Князь К. Р. был прав – Каляев говорил на языке нового времени,

Не пил чай, не хлопал барышень по какой-нибудь части,

Проводил опыты в химлаборатории завода ёлочных игрушек,

105

В качестве бонуса получал искусственную ёлку на крестовине,

Сдавал ёё в утиль, чтобы выручить 30 копеек,

Которые всё равно не тратил на извозчика,

Ибо зачем тешить бесов сребролюбия и стяжательства,

Лени и любви к английским шинам,

Проходил мимо книжного, видел рекламу «Сигизмунд

Кржижановский,

Новый бестселлер с тайнами привидений».

Однажды Каляев влюбился в Марфу Петровну П.,

Но всё равно не влюбился, а так скорее – влюбляться всегда другие

Очень горазды, водят в синематограф,

Дарят пакет с Кржижановским, на переплете

Замок какой-нибудь или амурчик с луком,

Луку купить бы еще, а потом гороху,

Чтобы наследовать Царствам Небесным сразу,

Но одному это кажется как-то проще –

Текст обессмыслить любой, мало или много

Текста, в провинции дальше читают, вьюга

Всё оправдать посторонним твоим способна.

Марфа Петровна П. мундштуки теряет

На пароходах, яшмовые сердечки,

Попусту сердится – некому плед и кофе,

Попросту сердится не на себя – их много,

Я вот одна, и в этом немного толку

Совесть расходовать на набивные ткани,

Распределение нас разнесло по миру,

Каждое дерево стол нам и кров готовит,

Каждое крошево в саечку соберется,

Только тебе не видать моего испуга –

Спи, мой любимый, на самой высокой ветке.

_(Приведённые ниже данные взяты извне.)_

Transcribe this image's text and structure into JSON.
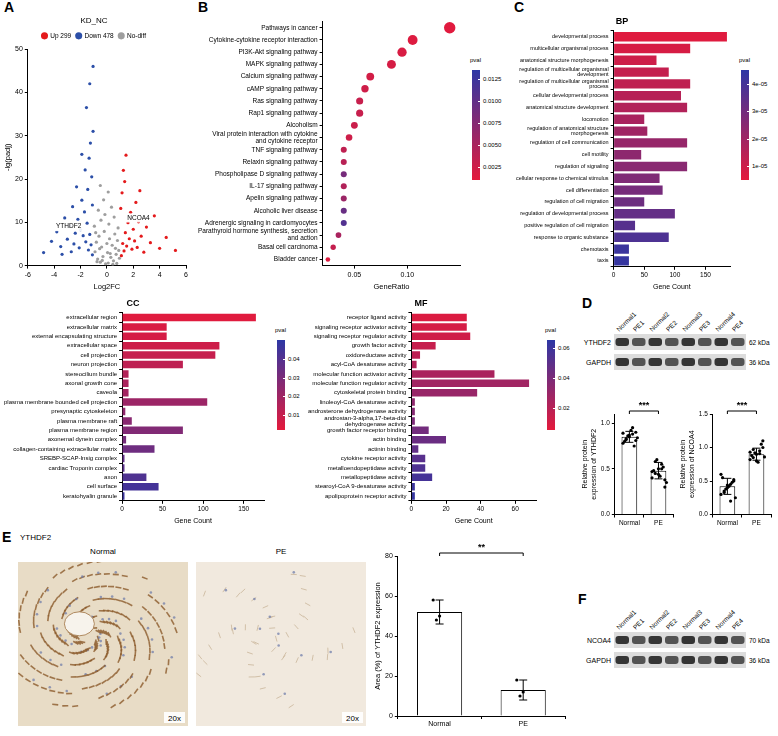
{
  "chart_data": [
    {
      "panel": "A",
      "type": "scatter",
      "title": "KD_NC",
      "x_label": "Log2FC",
      "y_label": "-lg(padj)",
      "xlim": [
        -6,
        6
      ],
      "xticks": [
        -6,
        -4,
        -2,
        0,
        2,
        4,
        6
      ],
      "ylim": [
        0,
        50
      ],
      "yticks": [
        0,
        10,
        20,
        30,
        40,
        50
      ],
      "grid": false,
      "legend": "top",
      "series": [
        {
          "name": "Up 299",
          "color": "#e41a1c",
          "x": [
            1.1,
            1.2,
            1.3,
            1.4,
            1.5,
            1.6,
            1.7,
            1.8,
            1.9,
            2.0,
            2.1,
            2.2,
            2.3,
            2.4,
            2.6,
            2.8,
            3.0,
            3.3,
            3.6,
            4.0,
            4.5,
            1.15,
            1.35,
            1.25,
            1.05,
            1.45,
            2.5,
            5.2
          ],
          "values": [
            2.3,
            5.1,
            3.4,
            7.6,
            4.5,
            9.9,
            6.2,
            12.3,
            3.8,
            8.4,
            5.7,
            14.6,
            4.2,
            10.1,
            6.8,
            3.1,
            8.9,
            5.3,
            11.5,
            4.0,
            6.5,
            16.8,
            19.4,
            22.0,
            13.2,
            25.5,
            17.3,
            3.5
          ]
        },
        {
          "name": "Down 478",
          "color": "#2c4fa8",
          "x": [
            -1.1,
            -1.2,
            -1.3,
            -1.4,
            -1.5,
            -1.6,
            -1.7,
            -1.8,
            -1.9,
            -2.0,
            -2.1,
            -2.2,
            -2.3,
            -2.4,
            -2.5,
            -2.6,
            -2.8,
            -3.0,
            -3.2,
            -3.5,
            -3.8,
            -4.2,
            -1.15,
            -1.35,
            -1.25,
            -1.45,
            -1.05,
            -1.65,
            -2.7,
            -1.1,
            -1.55,
            -1.3,
            -1.9,
            -3.4,
            -4.8,
            -1.05
          ],
          "values": [
            2.5,
            4.8,
            7.2,
            3.6,
            9.8,
            5.5,
            12.4,
            6.9,
            15.1,
            8.3,
            4.1,
            10.7,
            18.2,
            7.5,
            5.0,
            13.6,
            9.2,
            6.1,
            11.0,
            4.4,
            7.8,
            5.6,
            20.5,
            24.8,
            28.3,
            17.6,
            31.0,
            22.1,
            3.2,
            14.0,
            36.5,
            42.0,
            25.7,
            2.6,
            3.0,
            46.0
          ]
        },
        {
          "name": "No-diff",
          "color": "#9e9e9e",
          "x": [
            -0.9,
            -0.7,
            -0.5,
            -0.3,
            -0.1,
            0.1,
            0.3,
            0.5,
            0.7,
            0.9,
            -0.8,
            -0.6,
            -0.4,
            -0.2,
            0,
            0.2,
            0.4,
            0.6,
            0.8,
            -0.95,
            -0.45,
            0.15,
            0.55,
            0.85,
            -0.65,
            0.35,
            -0.25,
            0.05,
            -0.35,
            0.45,
            -0.75,
            0.75,
            0.25,
            -0.55,
            0.65,
            -0.15,
            0.95,
            -0.85,
            0.1,
            -0.5
          ],
          "values": [
            3.2,
            1.5,
            0.8,
            2.1,
            0.4,
            0.6,
            1.9,
            1.1,
            2.6,
            3.5,
            5.4,
            6.8,
            4.3,
            7.9,
            5.1,
            6.2,
            4.7,
            7.3,
            5.8,
            9.1,
            10.5,
            9.6,
            11.2,
            8.7,
            12.8,
            13.5,
            15.2,
            3.0,
            1.2,
            0.3,
            0.9,
            0.5,
            2.8,
            3.9,
            4.0,
            11.8,
            1.7,
            7.6,
            17.0,
            18.5
          ]
        }
      ],
      "annotations": [
        {
          "text": "YTHDF2",
          "x": -2.9,
          "y": 9
        },
        {
          "text": "NCOA4",
          "x": 2.4,
          "y": 11
        }
      ]
    },
    {
      "panel": "B",
      "type": "bubble",
      "x_label": "GeneRatio",
      "categories": [
        "Pathways in cancer",
        "Cytokine-cytokine receptor interaction",
        "PI3K-Akt signaling pathway",
        "MAPK signaling pathway",
        "Calcium signaling pathway",
        "cAMP signaling pathway",
        "Ras signaling pathway",
        "Rap1 signaling pathway",
        "Alcoholism",
        "Viral protein interaction with cytokine and cytokine receptor",
        "TNF signaling pathway",
        "Relaxin signaling pathway",
        "Phospholipase D signaling pathway",
        "IL-17 signaling pathway",
        "Apelin signaling pathway",
        "Alcoholic liver disease",
        "Adrenergic signaling in cardiomyocytes",
        "Parathyroid hormone synthesis, secretion and action",
        "Basal cell carcinoma",
        "Bladder cancer"
      ],
      "values": [
        0.14,
        0.105,
        0.095,
        0.085,
        0.065,
        0.06,
        0.055,
        0.055,
        0.05,
        0.045,
        0.04,
        0.04,
        0.04,
        0.04,
        0.04,
        0.04,
        0.04,
        0.035,
        0.03,
        0.025
      ],
      "sizes": [
        36,
        27,
        24,
        22,
        17,
        15,
        14,
        14,
        13,
        12,
        10,
        10,
        10,
        10,
        10,
        10,
        10,
        9,
        8,
        6
      ],
      "pvals": [
        0.0012,
        0.0015,
        0.0018,
        0.002,
        0.0022,
        0.0025,
        0.003,
        0.003,
        0.0028,
        0.0026,
        0.0035,
        0.004,
        0.0085,
        0.0045,
        0.006,
        0.0095,
        0.011,
        0.005,
        0.0032,
        0.0014
      ],
      "colorbar": {
        "title": "pval",
        "range": [
          0.001,
          0.0135
        ],
        "ticks": [
          0.0025,
          {
            "value": 0.005,
            "label": "0.0050"
          },
          0.0075,
          {
            "value": 0.01,
            "label": "0.0100"
          },
          0.0125
        ]
      },
      "xlim": [
        0.02,
        0.15
      ],
      "xticks": [
        0.05,
        {
          "value": 0.1,
          "label": "0.10"
        }
      ],
      "grid": false
    },
    {
      "panel": "C",
      "type": "bar",
      "orientation": "horizontal",
      "title": "BP",
      "x_label": "Gene Count",
      "categories": [
        "developmental process",
        "multicellular organismal process",
        "anatomical structure morphogenesis",
        "regulation of multicellular organismal development",
        "regulation of multicellular organismal process",
        "cellular developmental process",
        "anatomical structure development",
        "locomotion",
        "regulation of anatomical structure morphogenesis",
        "regulation of cell communication",
        "cell motility",
        "regulation of signaling",
        "cellular response to chemical stimulus",
        "cell differentiation",
        "regulation of cell migration",
        "regulation of developmental process",
        "positive regulation of cell migration",
        "response to organic substance",
        "chemotaxis",
        "taxis"
      ],
      "values": [
        185,
        125,
        70,
        90,
        125,
        110,
        120,
        50,
        55,
        120,
        45,
        120,
        75,
        80,
        50,
        100,
        35,
        90,
        25,
        25
      ],
      "pvals": [
        6e-06,
        8e-06,
        1e-05,
        1.2e-05,
        1.3e-05,
        1.5e-05,
        1.6e-05,
        1.8e-05,
        2e-05,
        2.2e-05,
        2.4e-05,
        2.5e-05,
        2.7e-05,
        2.9e-05,
        3.1e-05,
        3.3e-05,
        3.6e-05,
        3.8e-05,
        4.2e-05,
        4.3e-05
      ],
      "colorbar": {
        "title": "pval",
        "range": [
          5e-06,
          4.5e-05
        ],
        "ticks": [
          {
            "value": 1e-05,
            "label": "1e-05"
          },
          {
            "value": 2e-05,
            "label": "2e-05"
          },
          {
            "value": 3e-05,
            "label": "3e-05"
          },
          {
            "value": 4e-05,
            "label": "4e-05"
          }
        ]
      },
      "xlim": [
        0,
        190
      ],
      "xticks": [
        0,
        50,
        100,
        150
      ],
      "grid": false
    },
    {
      "type": "bar",
      "orientation": "horizontal",
      "title": "CC",
      "x_label": "Gene Count",
      "categories": [
        "extracellular region",
        "extracellular matrix",
        "external encapsulating structure",
        "extracellular space",
        "cell projection",
        "neuron projection",
        "stereocilium bundle",
        "axonal growth cone",
        "caveola",
        "plasma membrane bounded cell projection",
        "presynaptic cytoskeleton",
        "plasma membrane raft",
        "plasma membrane region",
        "axonemal dynein complex",
        "collagen-containing extracellular matrix",
        "SREBP-SCAP-Insig complex",
        "cardiac Troponin complex",
        "axon",
        "cell surface",
        "keratohyalin granule"
      ],
      "values": [
        165,
        55,
        55,
        120,
        115,
        75,
        8,
        8,
        8,
        105,
        4,
        12,
        75,
        5,
        40,
        3,
        3,
        30,
        45,
        3
      ],
      "pvals": [
        0.003,
        0.005,
        0.006,
        0.008,
        0.01,
        0.012,
        0.015,
        0.017,
        0.019,
        0.021,
        0.024,
        0.026,
        0.028,
        0.031,
        0.033,
        0.036,
        0.038,
        0.041,
        0.044,
        0.046
      ],
      "colorbar": {
        "title": "pval",
        "range": [
          0.002,
          0.05
        ],
        "ticks": [
          0.01,
          0.02,
          0.03,
          0.04
        ]
      },
      "xlim": [
        0,
        175
      ],
      "xticks": [
        0,
        50,
        100,
        150
      ],
      "grid": false
    },
    {
      "type": "bar",
      "orientation": "horizontal",
      "title": "MF",
      "x_label": "Gene Count",
      "categories": [
        "receptor ligand activity",
        "signaling receptor activator activity",
        "signaling receptor regulator activity",
        "growth factor activity",
        "oxidoreductase activity",
        "acyl-CoA desaturase activity",
        "molecular function activator activity",
        "molecular function regulator activity",
        "cytoskeletal protein binding",
        "linoleoyl-CoA desaturase activity",
        "androsterone dehydrogenase activity",
        "androstan-3-alpha,17-beta-diol dehydrogenase activity",
        "growth factor receptor binding",
        "actin binding",
        "actinin binding",
        "cytokine receptor activity",
        "metalloendopeptidase activity",
        "metallopeptidase activity",
        "stearoyl-CoA 9-desaturase activity",
        "apolipoprotein receptor activity"
      ],
      "values": [
        32,
        32,
        34,
        14,
        5,
        3,
        48,
        68,
        38,
        2,
        2,
        2,
        10,
        20,
        4,
        8,
        8,
        12,
        2,
        2
      ],
      "pvals": [
        0.008,
        0.01,
        0.012,
        0.015,
        0.018,
        0.021,
        0.024,
        0.027,
        0.03,
        0.033,
        0.036,
        0.039,
        0.042,
        0.045,
        0.048,
        0.051,
        0.054,
        0.057,
        0.06,
        0.062
      ],
      "colorbar": {
        "title": "pval",
        "range": [
          0.005,
          0.065
        ],
        "ticks": [
          0.02,
          0.04,
          0.06
        ]
      },
      "xlim": [
        0,
        72
      ],
      "xticks": [
        0,
        20,
        40,
        60
      ],
      "grid": false
    },
    {
      "type": "bar",
      "y_label": "Relative protein expression of YTHDF2",
      "categories": [
        "Normal",
        "PE"
      ],
      "values": [
        0.85,
        0.48
      ],
      "errors": [
        0.06,
        0.09
      ],
      "points": [
        [
          0.78,
          0.82,
          0.85,
          0.88,
          0.9,
          0.8,
          0.86,
          0.92,
          0.75,
          0.84,
          0.89,
          0.83,
          0.87,
          0.95,
          0.81
        ],
        [
          0.4,
          0.45,
          0.5,
          0.55,
          0.38,
          0.48,
          0.6,
          0.42,
          0.52,
          0.35,
          0.47,
          0.58,
          0.44,
          0.5,
          0.3
        ]
      ],
      "color": "#ffffff",
      "annotation": "***",
      "ylim": [
        0,
        1.1
      ],
      "yticks": [
        {
          "value": 0,
          "label": "0.0"
        },
        {
          "value": 0.5,
          "label": "0.5"
        },
        {
          "value": 1,
          "label": "1.0"
        }
      ],
      "grid": false
    },
    {
      "type": "bar",
      "y_label": "Relative protein expression of NCOA4",
      "categories": [
        "Normal",
        "PE"
      ],
      "values": [
        0.42,
        0.9
      ],
      "errors": [
        0.12,
        0.09
      ],
      "points": [
        [
          0.3,
          0.35,
          0.4,
          0.45,
          0.5,
          0.55,
          0.38,
          0.42,
          0.48,
          0.25,
          0.6,
          0.33,
          0.44,
          0.2,
          0.52
        ],
        [
          0.82,
          0.85,
          0.9,
          0.95,
          1.0,
          0.88,
          0.92,
          0.78,
          1.05,
          0.86,
          0.93,
          0.97,
          0.8,
          0.91,
          1.1
        ]
      ],
      "color": "#ffffff",
      "annotation": "***",
      "ylim": [
        0,
        1.5
      ],
      "yticks": [
        {
          "value": 0,
          "label": "0.0"
        },
        {
          "value": 0.5,
          "label": "0.5"
        },
        {
          "value": 1,
          "label": "1.0"
        },
        {
          "value": 1.5,
          "label": "1.5"
        }
      ],
      "grid": false
    },
    {
      "type": "bar",
      "y_label": "Area (%) of YTHDF2 expression",
      "categories": [
        "Normal",
        "PE"
      ],
      "values": [
        52,
        13
      ],
      "errors": [
        6,
        5
      ],
      "points": [
        [
          58,
          48,
          50
        ],
        [
          18,
          10,
          12
        ]
      ],
      "color": "#ffffff",
      "annotation": "**",
      "ylim": [
        0,
        80
      ],
      "yticks": [
        0,
        20,
        40,
        60,
        80
      ],
      "grid": false
    }
  ],
  "blots": [
    {
      "panel": "D",
      "lanes": [
        "Normal1",
        "PE1",
        "Normal2",
        "PE2",
        "Normal3",
        "PE3",
        "Normal4",
        "PE4"
      ],
      "bands": [
        {
          "label": "YTHDF2",
          "size": "62 kDa"
        },
        {
          "label": "GAPDH",
          "size": "36 kDa"
        }
      ]
    },
    {
      "panel": "F",
      "lanes": [
        "Normal1",
        "PE1",
        "Normal2",
        "PE2",
        "Normal3",
        "PE3",
        "Normal4",
        "PE4"
      ],
      "bands": [
        {
          "label": "NCOA4",
          "size": "70 kDa"
        },
        {
          "label": "GAPDH",
          "size": "36 kDa"
        }
      ]
    }
  ],
  "ihc": {
    "panel": "E",
    "stain": "YTHDF2",
    "images": [
      {
        "label": "Normal",
        "magnification": "20x"
      },
      {
        "label": "PE",
        "magnification": "20x"
      }
    ]
  }
}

Князь К. Р. был прав – Каляев не любил проявлять инициативу

В вопросах выбора вин и в любовных письмах,

Об этом речь в весьма любопытных воспоминаниях Раевского,

Которые нам пока не удалось отсканировать,

Но мы работаем. Марфа Петровна П.

Обладала заурядной внешностью и нежностью ко всему живому,

Что не могло не радовать и радовало друзей.